Alors que le centre de Vincennes rouvre aujourd’hui, un collectif de militants publie un recueil de témoignages des retenus, récoltés six mois avant l’incendie. Édifiant.
À l’autre bout du fil, des voix. Celles de centaines de sans-papiers enfermés, criant leur colère et leur désespoir. De janvier à juin 2008, des militants ont téléphoné, presque quotidiennement, à l’intérieur du centre de rétention administratif (CRA) de Vincennes. Patiemment, ils ont écouté, noté, enregistré les voix de ces étrangers, enfermés dans l’attente d’une probable expulsion. Ils publient aujourd’hui le recueil de ces témoignages (1). Retranscrites à l’état brut, sans commentaires, ces paroles racontent six mois de révolte permanente et permettent de comprendre pourquoi, le 22 juin 2008, des retenus mettaient le feu au plus grand centre de rétention de France.
En décembre 2007, alors qu’un début de mutinerie éclate à l’intérieur du centre de Vincennes, une quinzaine de militants, qui souhaitent aujourd’hui rester anonymes, décident d’appeler les cabines téléphoniques du centre pour parler aux sans-papiers retenus à l’intérieur. « On présentait notre démarche, racontent-ils.
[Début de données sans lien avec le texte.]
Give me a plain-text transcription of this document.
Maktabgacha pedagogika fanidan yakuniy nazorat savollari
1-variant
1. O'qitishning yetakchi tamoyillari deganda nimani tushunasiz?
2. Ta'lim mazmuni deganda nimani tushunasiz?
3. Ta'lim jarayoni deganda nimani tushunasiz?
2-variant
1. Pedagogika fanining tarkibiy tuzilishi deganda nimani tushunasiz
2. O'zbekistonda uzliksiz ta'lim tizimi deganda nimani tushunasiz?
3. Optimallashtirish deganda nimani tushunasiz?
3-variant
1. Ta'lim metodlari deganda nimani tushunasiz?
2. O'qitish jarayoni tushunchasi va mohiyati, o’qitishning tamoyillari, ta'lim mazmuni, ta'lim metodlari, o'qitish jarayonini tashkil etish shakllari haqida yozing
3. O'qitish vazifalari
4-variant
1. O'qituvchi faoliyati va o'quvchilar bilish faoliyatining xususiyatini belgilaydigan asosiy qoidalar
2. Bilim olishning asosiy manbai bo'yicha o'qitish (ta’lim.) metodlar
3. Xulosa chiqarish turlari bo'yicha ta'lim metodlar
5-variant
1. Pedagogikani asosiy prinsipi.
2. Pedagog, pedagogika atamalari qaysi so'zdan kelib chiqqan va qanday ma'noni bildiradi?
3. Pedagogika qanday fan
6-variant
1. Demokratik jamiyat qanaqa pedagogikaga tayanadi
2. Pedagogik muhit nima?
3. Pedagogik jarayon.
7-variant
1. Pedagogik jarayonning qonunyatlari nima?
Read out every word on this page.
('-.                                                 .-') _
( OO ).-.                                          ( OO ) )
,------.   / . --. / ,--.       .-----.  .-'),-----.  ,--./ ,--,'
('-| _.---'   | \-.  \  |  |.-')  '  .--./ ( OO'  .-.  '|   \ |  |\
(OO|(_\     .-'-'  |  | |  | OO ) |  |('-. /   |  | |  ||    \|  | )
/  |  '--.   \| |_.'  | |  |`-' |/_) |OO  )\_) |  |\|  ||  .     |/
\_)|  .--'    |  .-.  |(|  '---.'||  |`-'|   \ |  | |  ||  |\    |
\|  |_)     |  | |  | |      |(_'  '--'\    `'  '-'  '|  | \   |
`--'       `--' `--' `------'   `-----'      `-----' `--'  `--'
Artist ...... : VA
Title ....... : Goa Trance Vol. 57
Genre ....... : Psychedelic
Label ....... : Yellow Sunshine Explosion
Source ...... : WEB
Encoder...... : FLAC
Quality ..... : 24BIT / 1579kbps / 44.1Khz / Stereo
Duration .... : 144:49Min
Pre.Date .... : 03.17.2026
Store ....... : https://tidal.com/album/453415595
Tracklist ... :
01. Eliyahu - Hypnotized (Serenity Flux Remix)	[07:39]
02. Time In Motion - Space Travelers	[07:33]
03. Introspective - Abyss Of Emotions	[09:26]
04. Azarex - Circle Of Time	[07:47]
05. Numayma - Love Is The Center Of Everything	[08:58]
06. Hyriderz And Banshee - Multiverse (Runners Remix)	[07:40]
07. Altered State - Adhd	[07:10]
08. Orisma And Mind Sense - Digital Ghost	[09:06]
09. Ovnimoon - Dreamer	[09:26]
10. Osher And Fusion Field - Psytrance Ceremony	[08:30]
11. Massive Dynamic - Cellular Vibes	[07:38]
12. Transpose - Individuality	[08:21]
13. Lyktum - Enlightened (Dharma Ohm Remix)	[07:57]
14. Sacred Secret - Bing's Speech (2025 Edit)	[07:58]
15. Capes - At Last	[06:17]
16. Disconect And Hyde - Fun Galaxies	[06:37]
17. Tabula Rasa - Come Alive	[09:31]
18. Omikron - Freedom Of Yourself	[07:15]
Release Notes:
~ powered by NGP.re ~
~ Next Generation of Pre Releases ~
Les gens nous répondaient la plupart du temps. Il s’agissait de gens en lutte qui appelaient d’autres gens en lutte. » Un bulletin est alors créé et diffusé sur Internet. L’objectif politique des militants est clair : « Notre volonté n’est pas de dénoncer les conditions de rétention pour réclamer leur amélioration. Il n’y a aucun aménagement possible de ces lieux sinon leur destruction. »
Recueilli dans le livre, le quotidien des centres de rétention : « L’eau est froide, l’alarme sonne chaque soir entre minuit et une heure ; hier la nourriture était périmée, aujourd’hui, deux personnes vont devoir dormir par terre… » Les sans-papiers racontent aussi la peur de voir leur nom inscrit au tableau, le départ des retenus chaque jour pour les aéroports et les actes quotidiens de protestation : refus d’entrer dans les chambres, refus d’être comptés, refus de manger, altercations avec la police, etc. La révolte se fait souvent plus violente : grèves de la faim, automutilations et tentatives de suicide sont courantes.
Dans un tel climat, la mort (jugée naturelle, par la suite) d’un retenu tunisien, le 21 juin, met le feu aux poudres. La révolte gronde. Le 22 juin, le feu prend, réduisant le centre à un tas de cendres. Sa reconstruction n’a pas tardé : un bâtiment de 80 places ouvre aujourd’hui. Deux autres bâtiments devraient suivre, en 2009 et 2010. Une manifestation est prévue demain pour protester contre cette réouverture. Une campagne est lancée pour la libération des cinq retenus poursuivis pour « destruction de biens par l’effet d’incendie et violence à agent de la force publique » et incarcérés à Fleury et Fresnes. L’intégralité des bénéfices de l’ouvrage sera reversée pour financer leur défense.
(1) Feu au centre de rétention. Janvier-juin 2008. Des sans-papiers témoignent. Éditions Libertalia, 7 euros.